My first reality that needs to be unmasked...  WE ARE ALL BROKEN! We all have situations, events, circumstances, people, and losing football seasons (hello...I am a die hard Seahawks fan...38 years as an NFL team, 1 super bowl ring) that have broken us.  We all have our "crazy" that we desperately try to hide behind posed, smiling Facebook pictures (or myspace for you "older" crowd who remembers social media in its infancy).  We all put on our masks any time we answer the phone, leave the house, or post on social media.  We measure how well we are hiding by how many friends we have, how little drama we are involved in, and how many people think we have it all together. 

Example...Yesterday, one of my agents at work made the comment that I seemed like the type of confident, strong woman who would tell a man to take a hike if he didn't treat me the right way or want me.  (Amy...no laughing...)  I smiled, straightened my work mask a bit, and internally patted myself on the back, "I must be hiding exceptionally well today!"  Little does my agent know that on any given Saturday, Wednesday, Thursday, or after 5:45 p.m. on work nights her extremely confident, fearless leader can be seen with her hair flying, mascara running, tear stained face, desperately chasing and holding on to the guy that hurt her, threw her away, and then did it all again over and over.  Lather, rinse, repeat.  

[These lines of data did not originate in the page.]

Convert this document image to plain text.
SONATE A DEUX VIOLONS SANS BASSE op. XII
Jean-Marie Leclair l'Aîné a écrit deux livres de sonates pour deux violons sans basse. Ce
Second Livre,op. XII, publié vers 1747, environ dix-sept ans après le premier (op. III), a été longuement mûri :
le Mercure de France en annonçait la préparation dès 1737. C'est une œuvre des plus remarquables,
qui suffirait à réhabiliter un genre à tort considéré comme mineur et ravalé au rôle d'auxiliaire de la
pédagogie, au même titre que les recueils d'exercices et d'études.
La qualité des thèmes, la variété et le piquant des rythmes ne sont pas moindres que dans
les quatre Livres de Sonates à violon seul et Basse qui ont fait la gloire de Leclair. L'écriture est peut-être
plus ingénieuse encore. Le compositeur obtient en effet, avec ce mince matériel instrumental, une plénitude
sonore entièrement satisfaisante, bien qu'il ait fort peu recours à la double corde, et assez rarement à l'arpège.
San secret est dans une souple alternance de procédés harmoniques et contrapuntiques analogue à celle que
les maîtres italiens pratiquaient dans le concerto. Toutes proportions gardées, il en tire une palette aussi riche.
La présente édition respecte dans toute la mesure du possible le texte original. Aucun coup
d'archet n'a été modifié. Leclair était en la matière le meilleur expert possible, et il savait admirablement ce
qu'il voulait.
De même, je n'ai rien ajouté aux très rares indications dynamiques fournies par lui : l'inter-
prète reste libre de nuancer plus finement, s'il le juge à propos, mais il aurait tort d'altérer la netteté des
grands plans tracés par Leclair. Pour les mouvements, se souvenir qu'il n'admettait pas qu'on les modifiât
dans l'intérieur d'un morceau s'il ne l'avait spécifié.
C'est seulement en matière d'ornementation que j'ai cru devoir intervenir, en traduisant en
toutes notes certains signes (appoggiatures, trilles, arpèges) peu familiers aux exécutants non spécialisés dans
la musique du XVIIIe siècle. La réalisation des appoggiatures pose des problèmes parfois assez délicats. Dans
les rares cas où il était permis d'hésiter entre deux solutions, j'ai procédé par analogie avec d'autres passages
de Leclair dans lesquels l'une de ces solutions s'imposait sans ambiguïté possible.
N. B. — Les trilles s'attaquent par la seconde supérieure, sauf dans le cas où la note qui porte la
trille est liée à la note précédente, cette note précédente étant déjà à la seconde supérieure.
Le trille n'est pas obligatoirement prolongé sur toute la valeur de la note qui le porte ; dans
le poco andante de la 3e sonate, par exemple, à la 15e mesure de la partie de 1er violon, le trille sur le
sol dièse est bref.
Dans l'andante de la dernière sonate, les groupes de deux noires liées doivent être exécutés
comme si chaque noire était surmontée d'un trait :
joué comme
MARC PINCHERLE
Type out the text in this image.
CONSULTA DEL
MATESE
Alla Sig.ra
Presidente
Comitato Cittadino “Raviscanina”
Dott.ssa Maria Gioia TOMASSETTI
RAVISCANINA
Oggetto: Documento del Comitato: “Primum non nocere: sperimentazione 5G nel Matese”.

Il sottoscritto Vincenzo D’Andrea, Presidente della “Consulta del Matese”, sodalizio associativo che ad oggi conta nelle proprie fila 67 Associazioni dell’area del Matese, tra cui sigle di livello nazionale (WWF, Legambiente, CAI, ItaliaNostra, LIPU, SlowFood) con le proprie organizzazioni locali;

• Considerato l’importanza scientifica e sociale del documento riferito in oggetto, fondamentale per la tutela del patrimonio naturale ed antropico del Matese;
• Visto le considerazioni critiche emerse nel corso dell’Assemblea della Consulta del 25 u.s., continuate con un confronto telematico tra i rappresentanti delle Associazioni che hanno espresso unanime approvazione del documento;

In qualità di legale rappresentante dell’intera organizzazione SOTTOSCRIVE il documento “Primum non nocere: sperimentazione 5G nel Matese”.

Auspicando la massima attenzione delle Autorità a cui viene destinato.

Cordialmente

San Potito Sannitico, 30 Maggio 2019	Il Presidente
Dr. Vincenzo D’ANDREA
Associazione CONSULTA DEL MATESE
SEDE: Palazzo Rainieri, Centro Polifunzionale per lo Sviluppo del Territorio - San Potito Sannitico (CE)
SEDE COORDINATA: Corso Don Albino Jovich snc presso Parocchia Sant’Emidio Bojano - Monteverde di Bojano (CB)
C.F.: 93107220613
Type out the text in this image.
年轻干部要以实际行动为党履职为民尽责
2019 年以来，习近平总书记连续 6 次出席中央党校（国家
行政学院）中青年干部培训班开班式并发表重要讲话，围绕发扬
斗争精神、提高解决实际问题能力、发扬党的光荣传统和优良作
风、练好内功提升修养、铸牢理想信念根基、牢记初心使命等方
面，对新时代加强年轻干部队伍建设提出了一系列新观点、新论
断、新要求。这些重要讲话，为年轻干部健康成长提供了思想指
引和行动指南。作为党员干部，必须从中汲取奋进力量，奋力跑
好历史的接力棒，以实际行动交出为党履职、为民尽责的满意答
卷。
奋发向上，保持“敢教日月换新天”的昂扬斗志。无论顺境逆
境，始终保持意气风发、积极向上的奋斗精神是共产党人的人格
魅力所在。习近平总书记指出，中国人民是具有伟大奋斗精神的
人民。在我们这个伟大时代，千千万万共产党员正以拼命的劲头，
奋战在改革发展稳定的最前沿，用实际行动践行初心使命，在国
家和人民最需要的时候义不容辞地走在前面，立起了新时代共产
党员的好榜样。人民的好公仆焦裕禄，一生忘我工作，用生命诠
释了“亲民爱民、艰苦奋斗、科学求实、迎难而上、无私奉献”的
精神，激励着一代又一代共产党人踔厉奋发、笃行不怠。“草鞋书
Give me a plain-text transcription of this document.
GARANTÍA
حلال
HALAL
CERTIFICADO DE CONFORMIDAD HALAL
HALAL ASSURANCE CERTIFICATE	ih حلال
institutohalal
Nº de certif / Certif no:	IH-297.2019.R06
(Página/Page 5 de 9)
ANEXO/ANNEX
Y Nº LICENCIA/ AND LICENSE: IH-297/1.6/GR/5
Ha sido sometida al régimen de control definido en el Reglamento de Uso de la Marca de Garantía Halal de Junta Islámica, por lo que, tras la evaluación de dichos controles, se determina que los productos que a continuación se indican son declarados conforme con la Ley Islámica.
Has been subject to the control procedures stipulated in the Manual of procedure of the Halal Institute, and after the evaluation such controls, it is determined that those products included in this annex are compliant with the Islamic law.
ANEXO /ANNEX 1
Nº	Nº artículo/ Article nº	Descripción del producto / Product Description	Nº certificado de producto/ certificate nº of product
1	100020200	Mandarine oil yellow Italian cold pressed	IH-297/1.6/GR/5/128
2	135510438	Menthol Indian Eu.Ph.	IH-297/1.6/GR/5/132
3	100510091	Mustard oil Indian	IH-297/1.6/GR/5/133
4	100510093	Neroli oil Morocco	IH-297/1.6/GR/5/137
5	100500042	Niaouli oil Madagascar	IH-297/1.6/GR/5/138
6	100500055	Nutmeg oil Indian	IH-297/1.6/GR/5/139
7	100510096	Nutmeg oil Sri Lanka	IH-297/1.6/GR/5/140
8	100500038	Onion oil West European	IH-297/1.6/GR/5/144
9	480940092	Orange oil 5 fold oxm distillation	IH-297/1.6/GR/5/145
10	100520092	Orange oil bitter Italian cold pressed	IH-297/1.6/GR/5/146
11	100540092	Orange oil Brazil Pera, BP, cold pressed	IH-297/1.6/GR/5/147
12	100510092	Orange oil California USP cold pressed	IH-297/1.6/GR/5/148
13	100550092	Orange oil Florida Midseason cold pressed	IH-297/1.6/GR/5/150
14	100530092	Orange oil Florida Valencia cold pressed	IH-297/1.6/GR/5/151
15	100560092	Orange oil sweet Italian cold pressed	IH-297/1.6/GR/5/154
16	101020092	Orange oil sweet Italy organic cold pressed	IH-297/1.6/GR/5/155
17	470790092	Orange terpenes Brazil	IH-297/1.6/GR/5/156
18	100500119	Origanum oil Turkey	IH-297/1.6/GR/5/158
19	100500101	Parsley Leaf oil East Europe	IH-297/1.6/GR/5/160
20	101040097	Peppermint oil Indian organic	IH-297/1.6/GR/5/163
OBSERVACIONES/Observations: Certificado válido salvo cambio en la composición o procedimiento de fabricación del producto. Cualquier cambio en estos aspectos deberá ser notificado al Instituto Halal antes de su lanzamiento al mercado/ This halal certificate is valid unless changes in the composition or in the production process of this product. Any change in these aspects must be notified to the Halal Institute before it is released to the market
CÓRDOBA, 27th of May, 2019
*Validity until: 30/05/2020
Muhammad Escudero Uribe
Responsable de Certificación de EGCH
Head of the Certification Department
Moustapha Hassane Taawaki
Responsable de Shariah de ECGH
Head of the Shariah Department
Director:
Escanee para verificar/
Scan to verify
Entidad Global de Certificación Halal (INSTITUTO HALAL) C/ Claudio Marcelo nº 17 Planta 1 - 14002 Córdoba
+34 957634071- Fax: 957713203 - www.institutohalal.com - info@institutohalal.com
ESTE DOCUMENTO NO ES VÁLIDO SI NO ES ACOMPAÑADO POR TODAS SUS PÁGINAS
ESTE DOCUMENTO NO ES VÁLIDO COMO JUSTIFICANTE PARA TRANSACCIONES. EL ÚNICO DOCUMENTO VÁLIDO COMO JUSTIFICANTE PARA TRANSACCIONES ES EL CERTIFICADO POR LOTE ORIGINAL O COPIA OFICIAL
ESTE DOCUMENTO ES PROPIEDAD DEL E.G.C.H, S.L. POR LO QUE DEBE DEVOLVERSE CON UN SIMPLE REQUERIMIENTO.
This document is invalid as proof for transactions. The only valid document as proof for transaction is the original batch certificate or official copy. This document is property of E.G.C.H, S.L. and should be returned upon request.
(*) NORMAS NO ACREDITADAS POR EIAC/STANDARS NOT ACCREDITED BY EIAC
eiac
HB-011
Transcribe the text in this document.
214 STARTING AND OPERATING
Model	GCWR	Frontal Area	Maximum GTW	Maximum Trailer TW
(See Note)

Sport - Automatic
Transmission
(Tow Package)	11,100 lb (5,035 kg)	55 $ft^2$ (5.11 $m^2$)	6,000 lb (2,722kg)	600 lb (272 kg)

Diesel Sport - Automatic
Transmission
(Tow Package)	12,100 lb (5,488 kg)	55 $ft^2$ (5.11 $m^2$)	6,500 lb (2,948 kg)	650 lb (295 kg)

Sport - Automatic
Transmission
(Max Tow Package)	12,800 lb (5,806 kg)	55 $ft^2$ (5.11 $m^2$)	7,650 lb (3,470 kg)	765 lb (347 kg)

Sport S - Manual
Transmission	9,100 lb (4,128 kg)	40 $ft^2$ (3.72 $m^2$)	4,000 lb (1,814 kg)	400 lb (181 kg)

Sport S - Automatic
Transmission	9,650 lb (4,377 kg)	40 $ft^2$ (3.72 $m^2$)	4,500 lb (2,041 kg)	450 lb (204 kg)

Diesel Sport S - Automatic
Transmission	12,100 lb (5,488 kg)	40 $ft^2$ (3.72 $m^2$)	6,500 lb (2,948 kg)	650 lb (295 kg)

Before you judge me, take a moment and be honest with yourself. We have ALL done it.  We have all had our hearts broken and completely lost our cool.  Isn't it amazing how we can keep our composure in almost all circumstances but the minute something touches our hearts we let our crazy run free, masks flying, and taking out everything in our paths?!?  Emotional pain, specifically a broken heart, has a power not of this world. It has the power to take a confident, sane (outside of my choice of sports teams), independent, beautiful woman, and turn her into a psychotic, ranting, needy, freak! A broken heart has the power to make us question ourselves and our self worth in a way that nothing else can and can damage us for years to come.  Some people never fully recover from the effects of a broken heart.  The most serious side effect...it has the power to make us all turn into stalkers.  You know what I am talking about...the random drive bys, going to certain stores in case he/she is there, randomly showing up at their house thinking somehow that was going to fix the situation, using sly dial to send a call straight to their voice mail without having their phone ring, posting ads for their stuff on craigslist, hacking into their online banking to see how they are spending their money, hacking into their email account... You get the point. I will only admit to doing two of the above items. I won't tell you which ones I did, but I will say they had nothing to do with email, banks, craigslist, drive bys, or going to stores (if anything I tend to avoid going certain places).  

So again...why do I blog? Because today I had a conversation with someone who I respect because he has "all together".  He's someone who I would have never in a million years believed had ever felt or done the things I have done.  Once I got over my initial shock, I can't tell you how much better I felt to know that someone else has been where I have been.  Someone else knows what it is like to become the absolute worst version of yourself, and someone else has come out on the other side.  That is why I blog.  The only thing worse than feeling crazy, is feeling crazy alone.  So...if you are feeling like you have totally lost your mind, your mask is off, you are vulnerable and exposed for the world to see (due to football season, relationships, work, kids, etc)...come join my crowd.  You are among friends and those who have been or are where you are right now.